British Service percussion rifle, Pattern 1853 Rifle, second model, cal. .577 in., steel rifled round barrel, 990 mm long. Made by several contractors for the British Government, and with Tower markings, 1856.

One of 26 guns donated in 1871 by the Victorian Ordnance Department from its Melbourne Armoury, for the newly created Industrial and Technological Museum. The display was intended to show mechanics and gunsmiths the principles of gun construction and recent technical developments in weapons.

Physical Description

Steel lock and hammer on R.H. side, brass oval triggerguard with small front spur, two brass 'Lovell's sidenail cups' for lockplate screws on L.H.side, brass butt plate, two sling swivels.
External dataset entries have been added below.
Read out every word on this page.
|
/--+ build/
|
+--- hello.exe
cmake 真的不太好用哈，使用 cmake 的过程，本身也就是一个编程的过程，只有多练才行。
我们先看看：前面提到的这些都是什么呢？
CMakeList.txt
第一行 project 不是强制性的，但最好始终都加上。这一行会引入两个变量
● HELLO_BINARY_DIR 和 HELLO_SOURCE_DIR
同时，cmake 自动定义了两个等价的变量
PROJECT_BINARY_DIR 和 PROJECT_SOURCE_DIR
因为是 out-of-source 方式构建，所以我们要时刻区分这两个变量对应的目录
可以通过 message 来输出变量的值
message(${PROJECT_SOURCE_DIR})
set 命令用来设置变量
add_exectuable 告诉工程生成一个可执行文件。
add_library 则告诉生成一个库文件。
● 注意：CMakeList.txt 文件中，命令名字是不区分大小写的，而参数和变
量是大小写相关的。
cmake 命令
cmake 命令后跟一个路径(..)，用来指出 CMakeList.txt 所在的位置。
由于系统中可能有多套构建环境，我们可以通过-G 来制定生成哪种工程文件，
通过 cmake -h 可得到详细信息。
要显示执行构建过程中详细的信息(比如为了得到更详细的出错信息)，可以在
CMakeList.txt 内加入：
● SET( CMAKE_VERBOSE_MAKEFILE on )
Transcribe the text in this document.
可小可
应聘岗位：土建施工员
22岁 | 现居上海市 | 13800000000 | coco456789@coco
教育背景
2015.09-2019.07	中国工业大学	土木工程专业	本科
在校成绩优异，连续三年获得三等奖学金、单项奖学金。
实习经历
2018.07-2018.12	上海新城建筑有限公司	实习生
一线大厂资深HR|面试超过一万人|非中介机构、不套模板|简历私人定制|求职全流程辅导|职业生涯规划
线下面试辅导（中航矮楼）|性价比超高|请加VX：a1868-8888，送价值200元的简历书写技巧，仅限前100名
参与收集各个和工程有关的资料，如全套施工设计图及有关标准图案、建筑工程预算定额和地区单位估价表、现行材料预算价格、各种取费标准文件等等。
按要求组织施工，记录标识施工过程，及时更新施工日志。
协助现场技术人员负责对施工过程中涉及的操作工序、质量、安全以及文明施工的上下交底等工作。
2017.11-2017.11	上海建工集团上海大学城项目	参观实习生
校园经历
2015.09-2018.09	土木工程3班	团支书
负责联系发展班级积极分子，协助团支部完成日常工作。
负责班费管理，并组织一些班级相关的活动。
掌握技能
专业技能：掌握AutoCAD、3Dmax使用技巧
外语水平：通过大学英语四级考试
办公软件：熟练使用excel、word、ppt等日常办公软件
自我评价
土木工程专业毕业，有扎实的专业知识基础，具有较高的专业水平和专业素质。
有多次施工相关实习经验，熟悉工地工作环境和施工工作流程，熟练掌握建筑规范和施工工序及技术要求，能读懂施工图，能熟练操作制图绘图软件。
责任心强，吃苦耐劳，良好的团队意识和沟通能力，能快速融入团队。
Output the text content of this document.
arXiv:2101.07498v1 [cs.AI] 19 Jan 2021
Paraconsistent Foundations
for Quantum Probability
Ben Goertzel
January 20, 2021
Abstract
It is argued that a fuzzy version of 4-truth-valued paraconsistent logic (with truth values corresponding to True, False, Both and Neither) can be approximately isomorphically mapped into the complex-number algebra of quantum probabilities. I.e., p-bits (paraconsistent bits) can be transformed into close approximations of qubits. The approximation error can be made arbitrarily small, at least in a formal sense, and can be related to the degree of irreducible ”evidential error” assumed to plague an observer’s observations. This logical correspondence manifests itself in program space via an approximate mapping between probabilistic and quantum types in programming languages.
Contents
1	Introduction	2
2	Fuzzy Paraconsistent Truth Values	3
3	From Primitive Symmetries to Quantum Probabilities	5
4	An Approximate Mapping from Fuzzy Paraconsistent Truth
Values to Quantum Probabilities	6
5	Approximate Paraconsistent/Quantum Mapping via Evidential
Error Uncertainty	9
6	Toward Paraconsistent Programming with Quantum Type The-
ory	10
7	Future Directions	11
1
Barleycorn foresight, graduated rear sight, barrel fastened to stock via three steel barrel bands retained by springs recessed into stock, steel ramrod.

Significance

The Pattern 1853 Rifle, often called the 1853 Enfield because of its use of Enfield rifling, was a significant step in the development of British military longarms, being a major departure from what had come before it by fastening the barrel to the stock via the use of barrel bands, rather than pins as had been the norm previously, and for the use of a rifled barrel. The Pattern was produced in three distinct models, the third - produced between 1858 and 1863 by a large number of London and Birmingham contractors - being the most common. Large numbers were also produced in Belgium and America. The second model, illustrated by this record, differed from the third model by having its three barrel bands being made solid and fastened to the stock via inlet springs. The third model had hinged bands that were fastened by a bolt underneath the stock.